Who it's for, and who it isn't
The GP Turbo suits the player who prioritizes all-day comfort and lateral security over raw quickness — the durable baseliner, the player coming back from foot or ankle trouble, the four-times-a-week competitor whose legs need to survive the week. It rewards control over explosiveness.
It is the wrong shoe for the lightweight-speed devotee, the serve-and-volley player chasing the net, and the dedicated clay-courter who needs a slide they can meter.
The verdict: the GP Turbo's weight costs you a measurable fraction of a step off the plant, but its stability hands most of that back during the cut — making it a genuine all-court hard shoe for control players, not a compromise.
Evidence grade: Moderate.
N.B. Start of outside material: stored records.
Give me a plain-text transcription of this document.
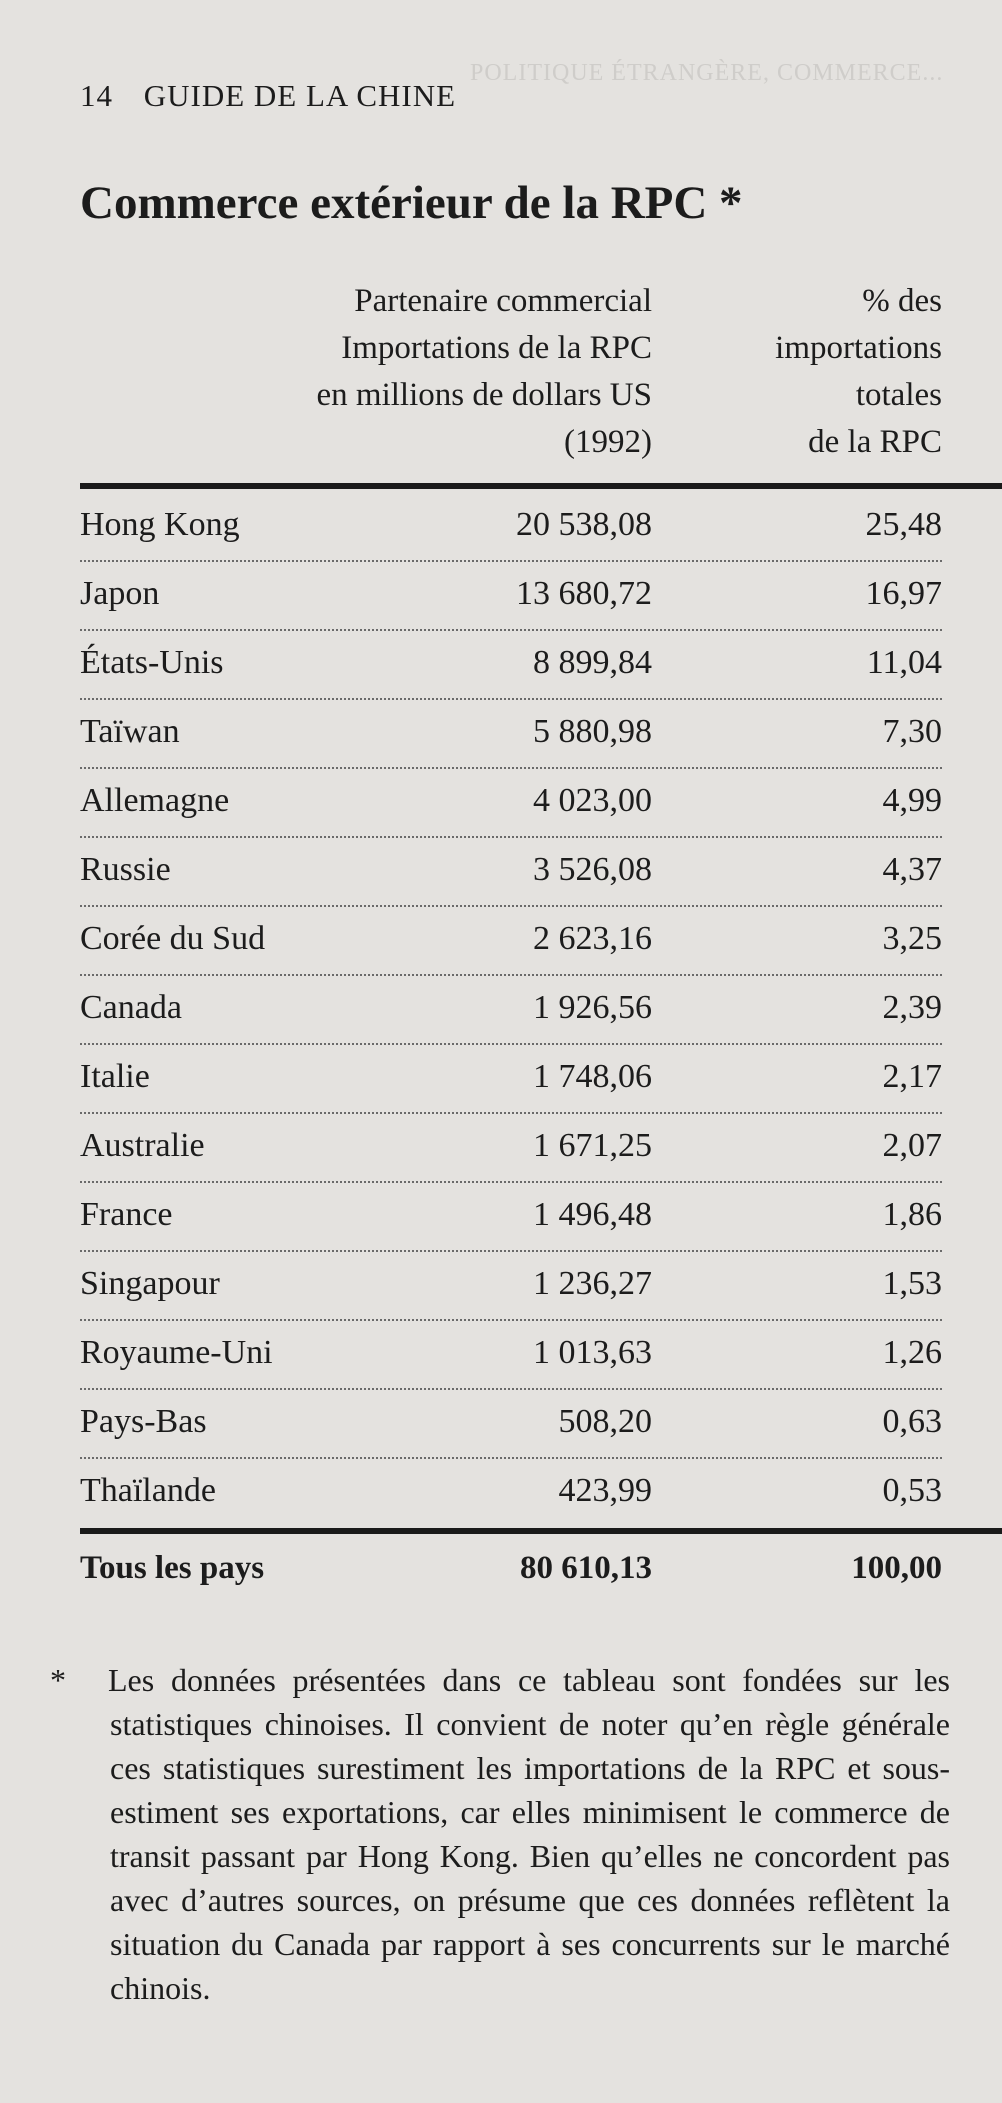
POLITIQUE ÉTRANGÈRE, COMMERCE...
14 GUIDE DE LA CHINE
Commerce extérieur de la RPC *
Partenaire commercial
Importations de la RPC
en millions de dollars US
(1992)
% des
importations
totales
de la RPC
Hong Kong	20 538,08	25,48
Japon	13 680,72	16,97
États-Unis	8 899,84	11,04
Taïwan	5 880,98	7,30
Allemagne	4 023,00	4,99
Russie	3 526,08	4,37
Corée du Sud	2 623,16	3,25
Canada	1 926,56	2,39
Italie	1 748,06	2,17
Australie	1 671,25	2,07
France	1 496,48	1,86
Singapour	1 236,27	1,53
Royaume-Uni	1 013,63	1,26
Pays-Bas	508,20	0,63
Thaïlande	423,99	0,53
Tous les pays	80 610,13	100,00

* Les données présentées dans ce tableau sont fondées sur les statistiques chinoises. Il convient de noter qu’en règle générale ces statistiques surestiment les importations de la RPC et sous-estiment ses exportations, car elles minimisent le commerce de transit passant par Hong Kong. Bien qu’elles ne concordent pas avec d’autres sources, on présume que ces données reflètent la situation du Canada par rapport à ses concurrents sur le marché chinois.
The weight figures and break-in timings are firm; the stability and agility ratings rest on three testers' on-court feel without instrumented measurement, so treat them as directional rather than definitive.
One of us spent the back half of the test playing two-hour doubles sessions in the GP Turbo and stopped noticing the weight by the second set — then put the Vapors back on for a singles match the next morning and felt every gram of the difference on the first wide forehand. That contrast, not the spec sheet, is what the trade-off actually feels like.